Dimitri Rogoff estime que la situation, où les Britanniques avancent l'argument du «droit», en s'appuyant sur la juridiction européenne, est «totalement surréaliste», «Ils vont sortir dans six mois de l'Europe!» s'exclame le président des pêcheurs normands. Pour lui, l'approche française est plus judicieuse et donne «droit de gérer les sources», puisqu'elle «s'appuie sur des bonnes pratiques et l'avenir de la pêche».

Et l'avenir de la pêche est un concept cher au Président du CR Normand, puisque

«dans les gisements "protégés", dans nos eaux territoriales, où les Anglais n'ont pas accès, les résultats sont formidables.»

En fait, la coquille à l'intérieur de la Baie de Seine, au moment de la ponte, sème dans toute la Manche Est, ce dont profitent largement les Britanniques. «La bonne gestion que l'on pourrait faire dans la baie de Seine et sur ses limites extérieures —avec des dates d'ouverture de pêche et des quotas- profiterait directement aux Britanniques, qui n'ont aucune règle, précise Dimirti Rogoff. Eux, ils ont deux contraintes: la taille marchande de 11 cm et un effort de pêche qui est contingenté —le fameux Kilowatt/jour- avec une enveloppe qui ne peut pas être dépassée.»

La réunion à Londres, après la «bataille navale» entre les Britanniques et les Français, était censée mettre de l'ordre dans la pêche à la coquille. En France, les dates sont fixées par un arrêté ministériel, valable pour toute la France: pas de pêche entre le 15 mai et le 1er octobre.

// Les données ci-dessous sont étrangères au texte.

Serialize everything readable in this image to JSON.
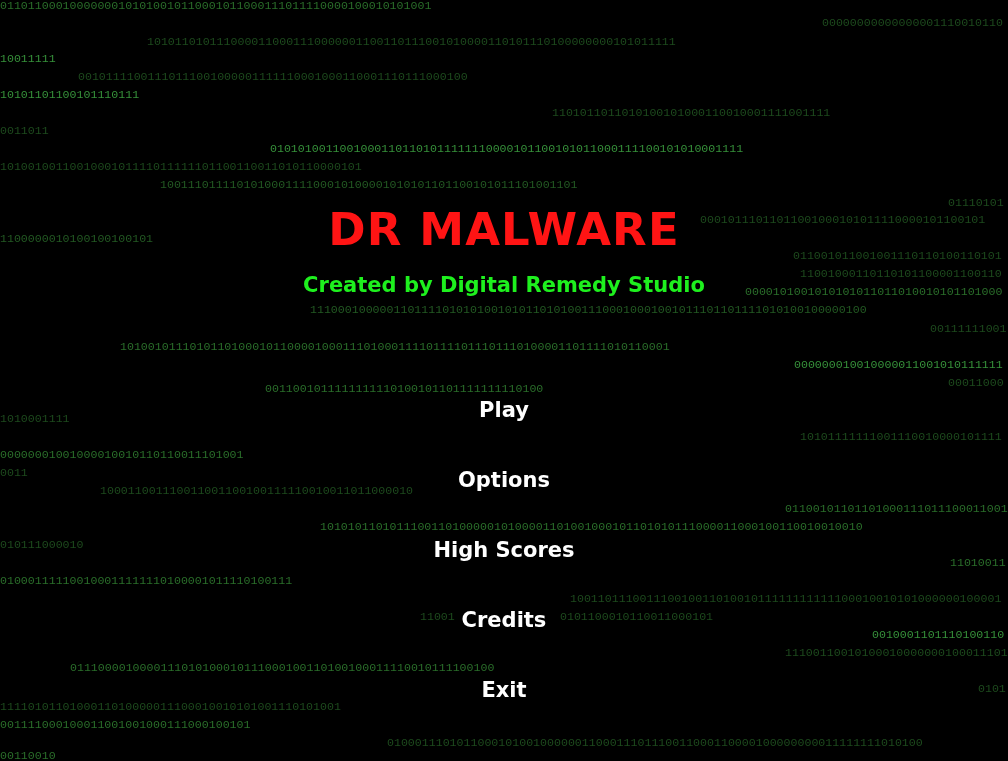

Pour les Britanniques, en dehors de la taille et de l'effort de pêche, aucune contrainte en termes de quantité, de lieu, de date ou de moyens techniques. En tant que représentant professionnel, le Président des pêcheurs normands aurait voulu aller beaucoup plus loin que les accords négociés avec les Anglais et parler de durée de pêche, d'exigences techniques sur le matériel, selon lui,

«la revendication des Français est à minima: "on partage ensemble, à la même date, vous ne venez pas avant nous", clame Dimitri Rogoff, mais on ne l'a pas obtenu. On sent que c'est bien la posture Brexit qui a fait capoter les accords.»

Effectivement, entre le début de la semaine dernière, où la délégation française rencontre à Londres des gens qui écoutent leurs arguments sur la gestion de ressources et l'écologie et sort ravie, pensant avoir obtenu un accord, et la seconde réunion, il a eu un tel changement d'attitude de la part de mêmes négociateurs que les Français les ont vus «avec une mentalité différente». M. Rogoff ne peut que supposer ce qui s'est passé concrètement entre les deux réunions: pour lui, «il y a eu une forme de surenchère».

Résultat: on est sans accord dans un conflit latent permanent. Pour Dimitri Rogoff, ce conflit «prendra peut-être une autre forme que celle qu'on a vue en mer», puisque les batailles navales sont fort dangereuses.

«Je n'ai pas envie voir des gars perdre leur vie pour une chose comme ça, affirme le patron des pêcheurs normands. Il y a déjà un appel au boycott des produits de mer anglais, sachant qu'ils sont très dépendants de notre marché.»

Les agriculteurs ont donné à maintes reprises des exemples d'action de triage sur les étals des grands centres de distribution de France, les pêcheurs peuvent s'en inspirer s'il en a un appel à ne pas importer les produits venus des îles Britanniques.

En mars dernier, Oceana, une ONG américaine de protection des océans, a indiqué que les changements dans la gestion des pêcheries de l'UE et du Royaume-Uni après le Brexit donnent au Royaume-Uni la possibilité de passer à un nouveau mode de gestion de pêche de différentes espèces de poisson plus écologique et durable. Mais un rapport publié en avril par la New Economics Foundation (NEF) a révélé que le Royaume-Uni et l'Irlande «doublaient» toujours les pays de l'UE en ignorant les avis scientifiques sur les limites de pêche en Atlantique.

«L'honneur, c'est comme les coquilles Saint-Jacques: bien lavé, ça ressert,» disait Frédéric Dard. A-t-il seulement été traduit en anglais? Les pêcheurs britanniques pourraient s'inspirer de cette maxime.